Firefly DataScience

AutoML that fuses GenAI with classical ML & Deep Learning — hexagonal, secure-by-default, native to the Firefly Framework.

· · · ·

The LLM proposes; a deterministic classical engine decides. GenAI is a governed, measurably-gated accelerator over a battle-tested classical core — never a black box.

Status: all sub-projects delivered and green (ruff · pyright · 90+ tests). Classical tabular AutoML · GenAI feature engineering · the agentic ML-engineering loop · deep learning (PyTorch Lightning) + NLP (HuggingFace) + vision · TabFM · serving · the OpenML-AMLB benchmark harness. New here? Start with the Tutorial or browse the documentation site.

What is this?

fireflyframework-datascience is a state-of-the-art Python metaframework for AutoML. It combines GenAI (built on fireflyframework-agentic, which wraps Pydantic AI) with traditional ML and Deep Learning, so any team can apply data science to any project quickly — with production governance, hexagonal swappability, and security by default.

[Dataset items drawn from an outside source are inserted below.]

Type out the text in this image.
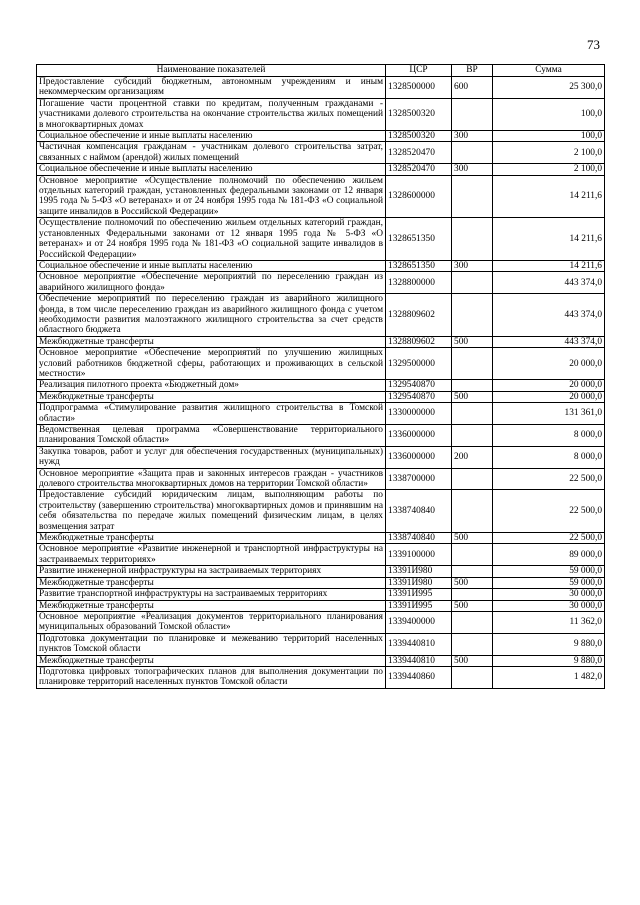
73
Наименование показателей	ЦСР	ВР	Сумма
Предоставление субсидий бюджетным, автономным учреждениям и иным некоммерческим организациям	1328500000	600	25 300,0
Погашение части процентной ставки по кредитам, полученным гражданами - участниками долевого строительства на окончание строительства жилых помещений в многоквартирных домах	1328500320		100,0
Социальное обеспечение и иные выплаты населению	1328500320	300	100,0
Частичная компенсация гражданам - участникам долевого строительства затрат, связанных с наймом (арендой) жилых помещений	1328520470		2 100,0
Социальное обеспечение и иные выплаты населению	1328520470	300	2 100,0
Основное мероприятие «Осуществление полномочий по обеспечению жильем отдельных категорий граждан, установленных федеральными законами от 12 января 1995 года № 5-ФЗ «О ветеранах» и от 24 ноября 1995 года № 181-ФЗ «О социальной защите инвалидов в Российской Федерации»	1328600000		14 211,6
Осуществление полномочий по обеспечению жильем отдельных категорий граждан, установленных Федеральными законами от 12 января 1995 года № 5-ФЗ «О ветеранах» и от 24 ноября 1995 года № 181-ФЗ «О социальной защите инвалидов в Российской Федерации»	1328651350		14 211,6
Социальное обеспечение и иные выплаты населению	1328651350	300	14 211,6
Основное мероприятие «Обеспечение мероприятий по переселению граждан из аварийного жилищного фонда»	1328800000		443 374,0
Обеспечение мероприятий по переселению граждан из аварийного жилищного фонда, в том числе переселению граждан из аварийного жилищного фонда с учетом необходимости развития малоэтажного жилищного строительства за счет средств областного бюджета	1328809602		443 374,0
Межбюджетные трансферты	1328809602	500	443 374,0
Основное мероприятие «Обеспечение мероприятий по улучшению жилищных условий работников бюджетной сферы, работающих и проживающих в сельской местности»	1329500000		20 000,0
Реализация пилотного проекта «Бюджетный дом»	1329540870		20 000,0
Межбюджетные трансферты	1329540870	500	20 000,0
Подпрограмма «Стимулирование развития жилищного строительства в Томской области»	1330000000		131 361,0
Ведомственная целевая программа «Совершенствование территориального планирования Томской области»	1336000000		8 000,0
Закупка товаров, работ и услуг для обеспечения государственных (муниципальных) нужд	1336000000	200	8 000,0
Основное мероприятие «Защита прав и законных интересов граждан - участников долевого строительства многоквартирных домов на территории Томской области»	1338700000		22 500,0
Предоставление субсидий юридическим лицам, выполняющим работы по строительству (завершению строительства) многоквартирных домов и принявшим на себя обязательства по передаче жилых помещений физическим лицам, в целях возмещения затрат	1338740840		22 500,0
Межбюджетные трансферты	1338740840	500	22 500,0
Основное мероприятие «Развитие инженерной и транспортной инфраструктуры на застраиваемых территориях»	1339100000		89 000,0
Развитие инженерной инфраструктуры на застраиваемых территориях	13391И980		59 000,0
Межбюджетные трансферты	13391И980	500	59 000,0
Развитие транспортной инфраструктуры на застраиваемых территориях	13391И995		30 000,0
Межбюджетные трансферты	13391И995	500	30 000,0
Основное мероприятие «Реализация документов территориального планирования муниципальных образований Томской области»	1339400000		11 362,0
Подготовка документации по планировке и межеванию территорий населенных пунктов Томской области	1339440810		9 880,0
Межбюджетные трансферты	1339440810	500	9 880,0
Подготовка цифровых топографических планов для выполнения документации по планировке территорий населенных пунктов Томской области	1339440860		1 482,0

One reproducible pattern. The LLM proposes code/features/pipelines/seeds; a deterministic classical engine trains, scores, and selects; every GenAI step is gated behind a measured improvement over a seeded classical baseline.
Hexagonal & swappable. Each ML/MLOps library sits behind a Protocol port, so the core stays library-agnostic. Adapters that ship today: scikit-learn, XGBoost, LightGBM, CatBoost, TabPFN, PyTorch Lightning, HuggingFace, and MLflow. Ports with reference or planned adapters (AutoGluon, Feast, BentoML packaging, a model registry) are marked as such in the docs — the seams exist; the adapters are landing.
Firefly-native. Auto-configuration, dependency injection, a startup banner + wiring summary, CalVer, and the same CI gates as the rest of the Firefly Framework.

Why it matters

Beyond the engineering, Firefly DataScience is designed to change five things that decide whether data science actually delivers business value:

Faster time-to-value — AutoML chooses and tunes the model and an agentic loop iterates, so a benchmarked, production-grade model is days of work, not quarters.
Governed GenAI — the LLM proposes, a deterministic engine measures, and a cost/benefit gate keeps only what beats the baseline. Every decision is logged and auditable; no unproven AI output ships.
No vendor lock-in — open (Apache-2.0) and hexagonal: every ML library and every LLM provider is a swappable adapter, and the whole framework is self-hostable.
Lower cost & risk — classical-first (cheap, reproducible) with secure-by-default execution of any generated code; generative AI is used only where it measurably pays.
Production-ready — serving, data validation, lineage and real benchmarks are built in, not bolted on.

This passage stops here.